Steroids have been widely used and have been shown to improve appetite. However, steroids will not reverse ongoing weight loss and muscle wasting, symptomatic benefits are often short-lived and they are associated with a number of adverse effects. Non-steroidal anti-inflammatory drugs (NSAIDs) have been shown to reduce acute phase proteins and REE and preserve body fat in patients with advanced cancer  and treatment with indomethacin has been shown to stabilise performance status and prolong survival . NSAIDs therefore seem to have a role in the palliation of cancer cachexia, though the effect size is still not well known.
Anabolic androgenic steroids stimulate net muscle protein synthesis, resulting in net gain of skeletal muscle mass. Testosterone, nandrolone decanoate and oxandrolone have all been shown to be beneficial in a number of catabolic conditions, but their therapeutic potential in cancer cachexia in largely unknown. Much interest has also focused on the importance of the growth hormone (GH)/insulin-like growth factor (IGF-1) axis on the anabolic regulation of skeletal muscle mass, but in cancer patients, there remains the ongoing worry that growth factors may stimulate tumour growth and these concerns have limited trials in this area.

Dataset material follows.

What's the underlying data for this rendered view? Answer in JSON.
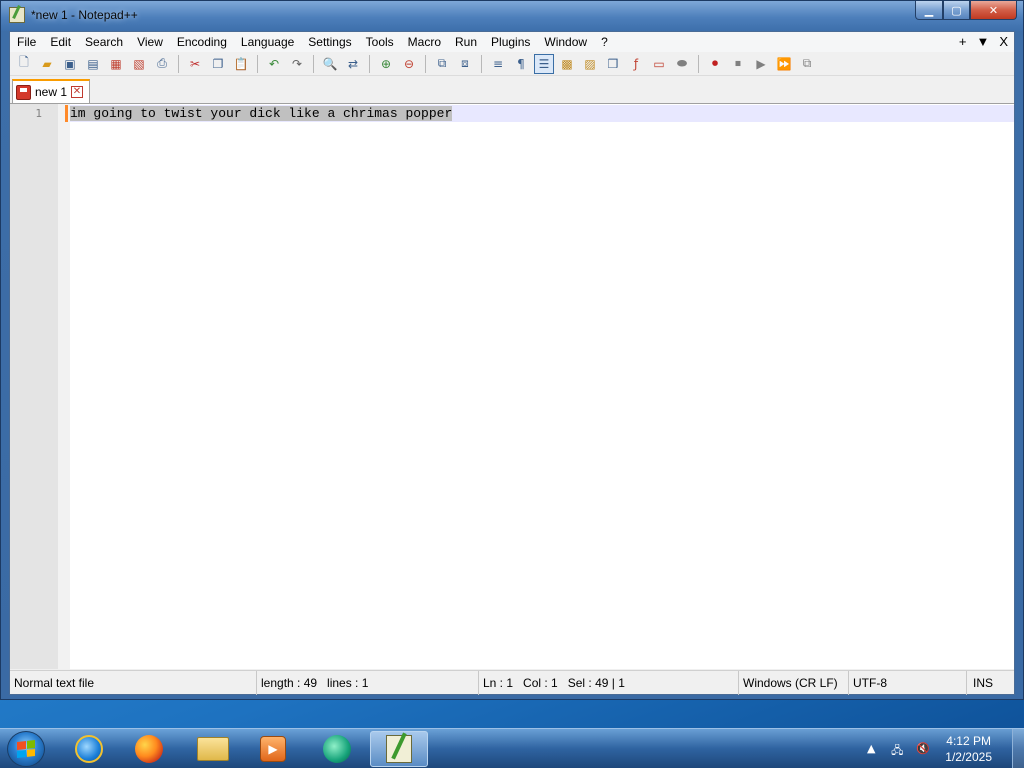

We have recently shown that low-dose insulin treatment (0.11 ± 0.05 units/kg/day) stimulated carbohydrate intake and metabolic efficiency during exercise and improved survival in cancer cachexia. However, fat-free mass, maximum exercise capacity and spontaneous physical activity were unaffected . The role of treatments to reverse the underlying metabolic changes in cancer cachexia is still unclear.
We have studied the effect of nutritional support in combination with anti-inflammatory treatment (NSAID) and anemia prevention (erythropoietin) in 309 patients with progressive cachexia due to solid tumours (predominantly gastrointestinal tumours) . As-treated analysis demonstrated that patients receiving nutritional support had a prolonged survival, accompanied by improved energy balance, body fat, and a greater maximum exercise performance. The results support that nutrition is a limiting factor influencing survival and that treatment targeted towards both diminished nutritional intake and metabolic alterations may be more effective. A recent study of patients on palliative chemo/radiotherapy given oral nutrition support plus parenteral nutrition (30% of requirements) also showed an improved 48-week survival, body composition and quality of life .
The metabolic alterations in advanced cancer have many parallels to a chronic systemic inflammatory response and differ considerably from the metabolic changes in starvation. Nutritional support alone does not appear to affect overall survival in advanced cancer, but in combination with treatment targeted against the inflammatory response and/or metabolic abnormalities, focussing also on energy expenditure, may be of greater value. Therapeutic strategies aimed at modulating the mediators of the catabolic response, such as cytokines and eicosanoids, or metabolic regulation, such as with anabolic and anti-catabolic agents, may thus offer more promise in the future. Also, early detection and intervention may be more effective. An optimal therapeutic approach to cancer cachexia is not yet available. Strategies to counteract both hypermetabolism and reduced dietary intake may be important for the survival, function and quality of life of cancer patients and should be further explored in interventional studies.